Shopping during the holiday season

What is the history of Black Friday?


Since 2003, Black Friday has been known as the busiest shopping day of the year.

With their stomachs full from Thanksgiving dinner the night before, many people wake to the sound of their alarms clocks at nearly four in the morning to get a head start on their holiday shopping. As of recent years, some shoppers even start earlier on the night of Thanksgiving for the chance of getting their hands on some massive savings.

Where the term “Black Friday” actually came from is disputed amongst historians, but one false theory is that it was the act of selling slaves the day after Thanksgiving.

One of its actual origin comes from Philadelphia policemen back in 1961, who had to handle the mayhem of pedestrian and vehicle traffic due to the start of the Christmas season where Santa Claus would began to visit department stores and Christmas shopping would officially start.

Another one of Black Friday’s origins happened around retailers in the 1980s. Retailers often operated at a financial loss from January through November, which was “in the red”, but Black Friday signified the point where retailers started to make a profit, or “in the black”.
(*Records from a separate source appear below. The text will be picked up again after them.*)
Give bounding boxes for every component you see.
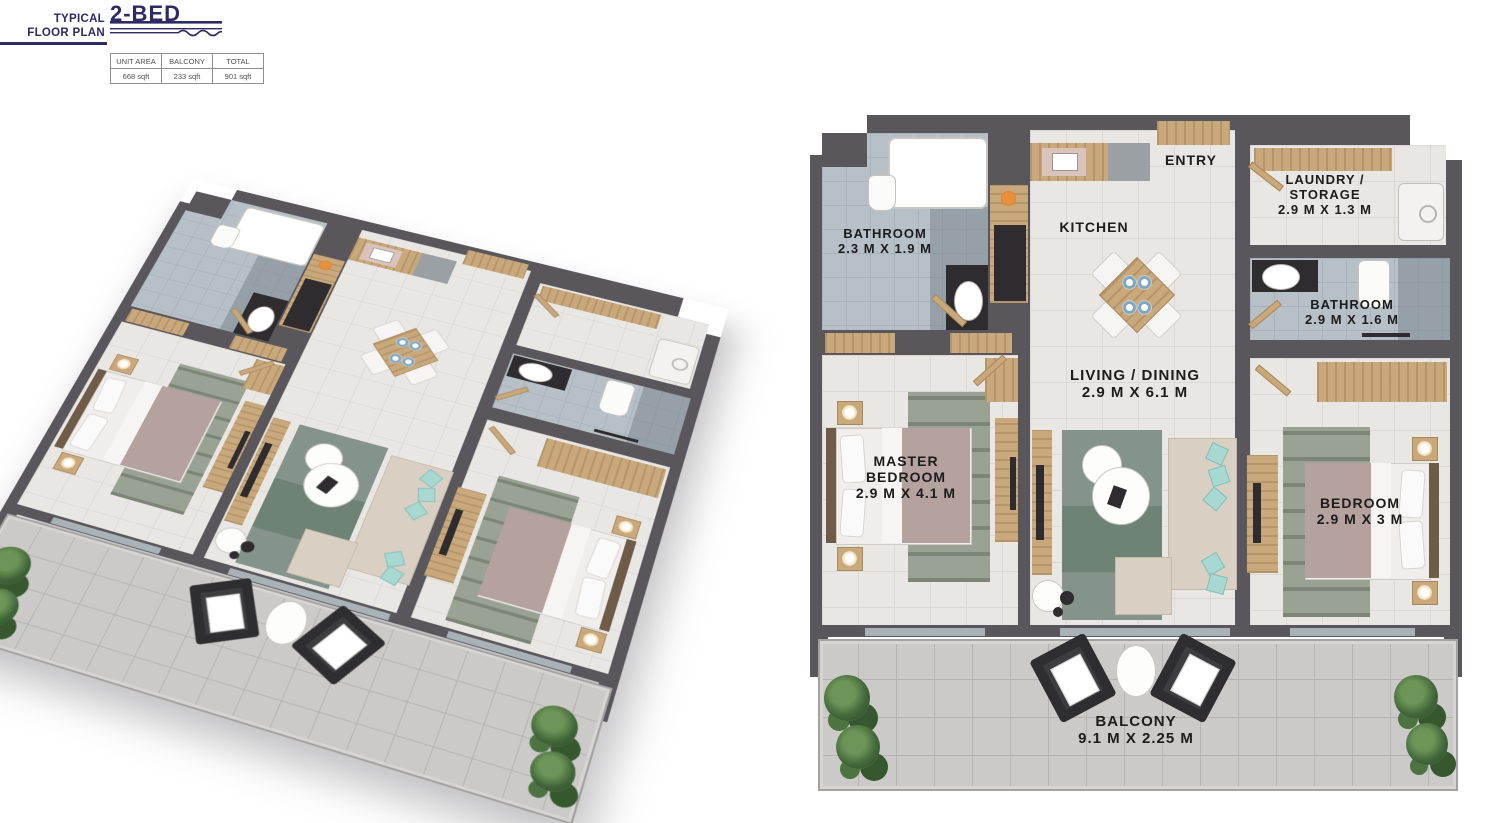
bedroom-dims: 2.9 M X 3 M (1317, 511, 1403, 527)
floor-plan-2d: BATHROOM 2.3 M X 1.9 M KITCHEN ENTRY (810, 115, 1462, 805)
bathroom-1-wall-step (822, 133, 867, 167)
sofa-back (1168, 438, 1237, 590)
plate-2 (1137, 275, 1152, 290)
bedroom-pillow-2 (1398, 520, 1425, 570)
area-table-val-total: 901 sqft (213, 69, 264, 84)
master-name-line1: MASTER (873, 453, 938, 469)
plant-left-2 (836, 725, 880, 769)
laundry-name-line2: STORAGE (1289, 187, 1360, 202)
master-nightstand-top (837, 401, 863, 425)
label-balcony: BALCONY 9.1 M X 2.25 M (1056, 713, 1216, 748)
isometric-floor-plan-3d (30, 118, 682, 808)
kitchen-name: KITCHEN (1059, 219, 1128, 235)
eyebrow-title: TYPICAL FLOOR PLAN (0, 12, 105, 41)
area-table: UNIT AREA BALCONY TOTAL 668 sqft 233 sqf… (110, 53, 264, 84)
sink-bathroom-2 (1262, 264, 1300, 290)
title-underline-wave (110, 21, 222, 37)
kitchen-sink (1052, 153, 1078, 171)
bathroom-1-name: BATHROOM (843, 226, 927, 241)
master-tv (1010, 457, 1016, 510)
bedroom-dresser (1247, 455, 1278, 573)
plate-1 (1122, 275, 1137, 290)
laundry-dims: 2.9 M X 1.3 M (1278, 202, 1372, 217)
balcony-name: BALCONY (1095, 713, 1176, 730)
living-dining-dims: 2.9 M X 6.1 M (1082, 384, 1188, 401)
tv-screen-living (1036, 465, 1044, 540)
area-table-col-total: TOTAL (213, 54, 264, 69)
laundry-shelf (1254, 148, 1392, 171)
master-nightstand-bottom (837, 547, 863, 571)
label-kitchen: KITCHEN (1036, 219, 1152, 235)
bathroom-2-name: BATHROOM (1310, 297, 1394, 312)
area-table-col-balcony: BALCONY (162, 54, 213, 69)
eyebrow-line2: FLOOR PLAN (27, 27, 105, 39)
laundry-name-line1: LAUNDRY / (1285, 172, 1364, 187)
eyebrow-line1: TYPICAL (54, 13, 105, 25)
living-dining-name: LIVING / DINING (1070, 367, 1200, 384)
kitchen-oven (994, 225, 1026, 301)
toilet-bathroom-1 (868, 175, 896, 211)
floor-lamp-foot (1053, 607, 1063, 617)
floor-plan-2d (0, 179, 729, 823)
area-table-val-balcony: 233 sqft (162, 69, 213, 84)
bedroom-desk (1317, 362, 1447, 402)
balcony-dims: 9.1 M X 2.25 M (1078, 730, 1194, 747)
sofa-chaise (1115, 557, 1172, 615)
entry-cabinet (1157, 121, 1230, 145)
lamp-master-bottom (842, 551, 857, 566)
lamp-bedroom-bottom (1417, 585, 1432, 600)
label-entry: ENTRY (1150, 152, 1232, 168)
label-living-dining: LIVING / DINING 2.9 M X 6.1 M (1053, 367, 1217, 402)
bedroom-nightstand-top (1412, 437, 1438, 461)
plate-4 (1137, 300, 1152, 315)
plant-right-2 (1406, 723, 1448, 765)
master-name-line2: BEDROOM (866, 469, 946, 485)
bedroom-bed-headboard (1429, 463, 1439, 578)
bedroom-name: BEDROOM (1320, 495, 1400, 511)
fruit-bowl (1001, 191, 1016, 206)
entry-name: ENTRY (1165, 152, 1217, 168)
master-dims: 2.9 M X 4.1 M (856, 485, 956, 501)
plant-left-1 (824, 675, 870, 721)
label-bedroom: BEDROOM 2.9 M X 3 M (1292, 495, 1428, 527)
bedroom-tv (1253, 483, 1261, 543)
kitchen-fridge (1108, 143, 1150, 181)
floor-lamp-base (1060, 591, 1074, 605)
bathroom-1-dims: 2.3 M X 1.9 M (838, 241, 932, 256)
window-bedroom (1290, 628, 1415, 636)
dressing-desk-right (950, 333, 1012, 353)
area-table-header-row: UNIT AREA BALCONY TOTAL (111, 54, 264, 69)
area-table-col-unit-area: UNIT AREA (111, 54, 162, 69)
plant-right-1 (1394, 675, 1438, 719)
plate-3 (1122, 300, 1137, 315)
label-bathroom-2: BATHROOM 2.9 M X 1.6 M (1282, 298, 1422, 328)
eyebrow-rule (0, 42, 107, 45)
label-bathroom-1: BATHROOM 2.3 M X 1.9 M (825, 227, 945, 257)
bedroom-nightstand-bottom (1412, 581, 1438, 605)
area-table-value-row: 668 sqft 233 sqft 901 sqft (111, 69, 264, 84)
area-table-val-unit-area: 668 sqft (111, 69, 162, 84)
lamp-bedroom-top (1417, 441, 1432, 456)
label-master-bedroom: MASTER BEDROOM 2.9 M X 4.1 M (835, 453, 977, 501)
page-canvas: TYPICAL FLOOR PLAN 2-BED UNIT AREA BALCO… (0, 0, 1500, 823)
washing-machine (1398, 183, 1444, 241)
label-laundry: LAUNDRY / STORAGE 2.9 M X 1.3 M (1258, 173, 1392, 218)
window-master (865, 628, 985, 636)
bathroom-2-dims: 2.9 M X 1.6 M (1305, 312, 1399, 327)
lamp-master-top (842, 405, 857, 420)
balcony-table (1116, 645, 1156, 697)
dressing-desk-left (825, 333, 895, 353)
bathtub (888, 137, 988, 209)
towel-rail (1362, 333, 1410, 337)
Since then, Black Friday has changed dramatically for most of its shoppers in Canada, the United States and Mexico when retailers took it to the extreme in 2011 and opened at midnight instead of its early morning 5 or 6 a.m hours. In 2012 some retailers, such as Walmart, began a “Gray Thursday” when they kicked off the shopping season with their sales starting Thanksgiving evening at 8 p.m.

Those who prefer to avoid the Black Friday craze wait anxiously until Cyber Monday to start their shopping. Since its first use of the term in 2005 by, online shopping on Cyber Monday spread to not only countries that participate in Black Friday but also to Chile, China, Colombia, Germany, Ireland, Portugal and the UK.

Since its first appearance, Cyber Monday’s success has risen over the years. Retailers across the globe jumped at the chance to increase their sales by providing discounts and promotions online, and Cyber Monday’s sales quickly started to compete with Black Friday’s.

Last year Cyber Monday’s online sales grew by 20.6% and recorded its highest grossing day at $2,290 million. Based on its growing trend throughout the years, online shopping on Cyber Monday is only going to keep growing.

Black Friday and Cyber Monday are hugely dominated by the big retailers, so what about small, local businesses? Among the enthusiasm of spending money at big-name stores, businesses close to home weren’t receiving the attention of shoppers as much as they potentially could.

To combat this problem, American Express promoted and advertised Small Business Saturday the weekend after Thanksgiving. This event was first observed on November 27, 2010, and it encouraged holiday shoppers to “patronize brick and mortar businesses that are small and local”.

As the days of the year dwindle down and the holiday season approaches, it’s certain that we’re going to empty our wallets a bit on gifts for family, friends, co-workers or even ourselves. As you’re wandering the aisles or browsing the sites of headliner stores, consider taking the trip to visit and help out the local businesses around Indianapolis, such as maybe the shops of Broad Ripple, or even the small businesses you see every day driving down the road.

Either way, shopping this holiday season is sure to be as busy and thriving as it has been in the past years.